“It started small,” I say, standing up and walking closer. “Just moving a few things from the table to the wall, so I could see it all more clearly.”
And then it had spread, taking on a life of its own. Creeping toward the corners, mutating and expanding and growing like a tumor that had spiraled out of control.
“Has it gotten you anywhere?”
“Into trouble, mostly.”
“How so?”
I sigh as my eyes scan it all. The articles, the pictures. The giant map of the city, remembering the initial shock I felt when I finished sticking in those little ruby pins, stepped back, and took it all in.
“These are sex offenders,” I say, pointing to the pins. I’ll never forget the rising dread as I saw them sprawled out across our street, our neighborhood, like a swarm of insects erupting from a beaten hive. The way they seemed to multiply outward and spread like cancer until the entire thing was bleeding red. “Every single registered sex offender within thirty miles.”
“I imagine they were interviewed, right?”
“Sure, the serious ones,” I say, pointing to the spreadsheet printed out and tacked next to it. My eyes skim down the grid of names and addresses, page after page after page. “Criminal sexual misconduct with minors, child pornography, rape. But there are hundreds of them. Thousands. The cops barely even scratched the surface.”

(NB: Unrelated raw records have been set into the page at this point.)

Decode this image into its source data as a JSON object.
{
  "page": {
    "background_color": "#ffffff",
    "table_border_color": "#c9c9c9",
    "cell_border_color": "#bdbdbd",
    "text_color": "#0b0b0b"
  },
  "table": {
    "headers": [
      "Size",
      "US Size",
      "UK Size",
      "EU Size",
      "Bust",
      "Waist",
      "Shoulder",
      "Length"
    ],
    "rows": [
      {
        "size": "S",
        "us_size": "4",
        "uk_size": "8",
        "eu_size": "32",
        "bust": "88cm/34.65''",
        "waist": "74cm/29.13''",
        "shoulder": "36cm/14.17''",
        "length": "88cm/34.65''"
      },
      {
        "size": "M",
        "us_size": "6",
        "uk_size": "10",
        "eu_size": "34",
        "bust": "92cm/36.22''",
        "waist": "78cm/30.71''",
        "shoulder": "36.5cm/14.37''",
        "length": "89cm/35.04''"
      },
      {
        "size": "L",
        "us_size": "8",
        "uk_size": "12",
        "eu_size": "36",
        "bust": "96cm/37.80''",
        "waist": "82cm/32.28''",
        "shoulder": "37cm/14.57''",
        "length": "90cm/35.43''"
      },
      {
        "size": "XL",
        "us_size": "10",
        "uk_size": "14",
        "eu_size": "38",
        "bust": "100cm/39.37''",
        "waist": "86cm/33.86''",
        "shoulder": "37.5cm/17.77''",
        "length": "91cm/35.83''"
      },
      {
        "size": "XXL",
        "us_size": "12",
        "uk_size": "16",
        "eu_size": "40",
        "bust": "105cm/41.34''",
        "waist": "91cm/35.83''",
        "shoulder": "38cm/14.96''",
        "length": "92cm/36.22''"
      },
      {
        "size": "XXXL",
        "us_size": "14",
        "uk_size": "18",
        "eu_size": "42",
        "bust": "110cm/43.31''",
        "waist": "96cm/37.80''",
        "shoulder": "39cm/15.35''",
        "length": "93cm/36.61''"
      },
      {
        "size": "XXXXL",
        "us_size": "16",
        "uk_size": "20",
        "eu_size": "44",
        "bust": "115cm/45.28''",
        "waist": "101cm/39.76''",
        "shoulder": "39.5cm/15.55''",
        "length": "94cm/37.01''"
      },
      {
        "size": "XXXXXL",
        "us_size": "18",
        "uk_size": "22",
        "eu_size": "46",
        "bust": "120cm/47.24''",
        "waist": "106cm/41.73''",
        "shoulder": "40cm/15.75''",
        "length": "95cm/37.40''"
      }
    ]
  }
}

Waylon stands up and steps closer, too, probably thinking the same thing I was the first time I let it truly sink in: the magnitude of it. They’re everywhere, it seems. Our neighbors, coworkers. Friends.
“What did you do?” he asks, barely a whisper.
I’m quiet, still eying those little red pins. My mind on Detective Dozier at the vigil and the way he had sunk back into the trees, watching.
“I would advise you not to do anything impulsive.”
“There was this older man who used to work at the grocery store,” I say at last, a cold detachment in my voice. “He always liked Mason. He used to keep these stickers in his apron pockets and hand them to the kids at checkout. He was sweet. I liked him. I always made it a point to get in his line, you know, make small talk … until I found his name on the list.”
Waylon is quiet, letting me continue.
“I told Dozier, but he wouldn’t listen. He said it wasn’t enough—a lesser charge, no probable cause—and at that point I just felt like everyone had stopped trying, stopped caring, so I went to the store one night and confronted him myself.”
I still remember the look on his face: the wrinkles in his cheeks stretching when he saw me and smiled; his arms outstretched like he was going in for a hug. And then: the terror. I couldn’t stop myself. As soon as I saw him, I couldn’t stop. The screaming, the thrashing. My fists flying and connecting with anything they could find until the other employees were able to shake off the shock and rush over, hold me back.
“It was public indecency,” I continue, my eyes still drilling into the wall. I can’t bring myself to look at Waylon and see the judgment there. “Apparently, he had stumbled behind some bar after too many drinks and peed in front of a cop. That was it.”
I’ll never forget his body on the floor, a trembling ball of limbs. Looking back, I don’t even know if I truly believed it was him. Maybe I did—maybe some small part of me had seen the way he looked at Mason, those stickers in his pockets, and assumed the worst—or maybe I was just looking for someone to blame. An outlet for the anger that had been roiling inside me.
It had been there so long, it was bound to boil over.
“Any mother would have done the same thing,” Waylon says at last, but it sounds like a courtesy. Like he can’t think of anything else to say.
“Yeah, well, he didn’t press charges, so the cops went easy on me, but they’ve never really wanted me around after that,” I continue. “Ben moved out shortly after. I guess it was his final straw.”
The house is uncomfortably quiet, and I start to chew on my nail to give my hands something to do. I feel a rip, a sharp sting. Taste blood on my tongue from where my cuticle tore.
“Why do you do this for a living?” I ask at last, an exasperated laugh escaping my lips. “How can you possibly stand it, listening to these stories over and over again? I always think about that, you know, when I go to those conventions. I ask myself how people could possibly get enjoyment out of listening to a story like that. Like mine.”
“Oh, yeah,” Waylon says, pushing a loose strand of hair away from his forehead, embarrassed. “I got into it because, uh, because of my sister’s murder, actually.”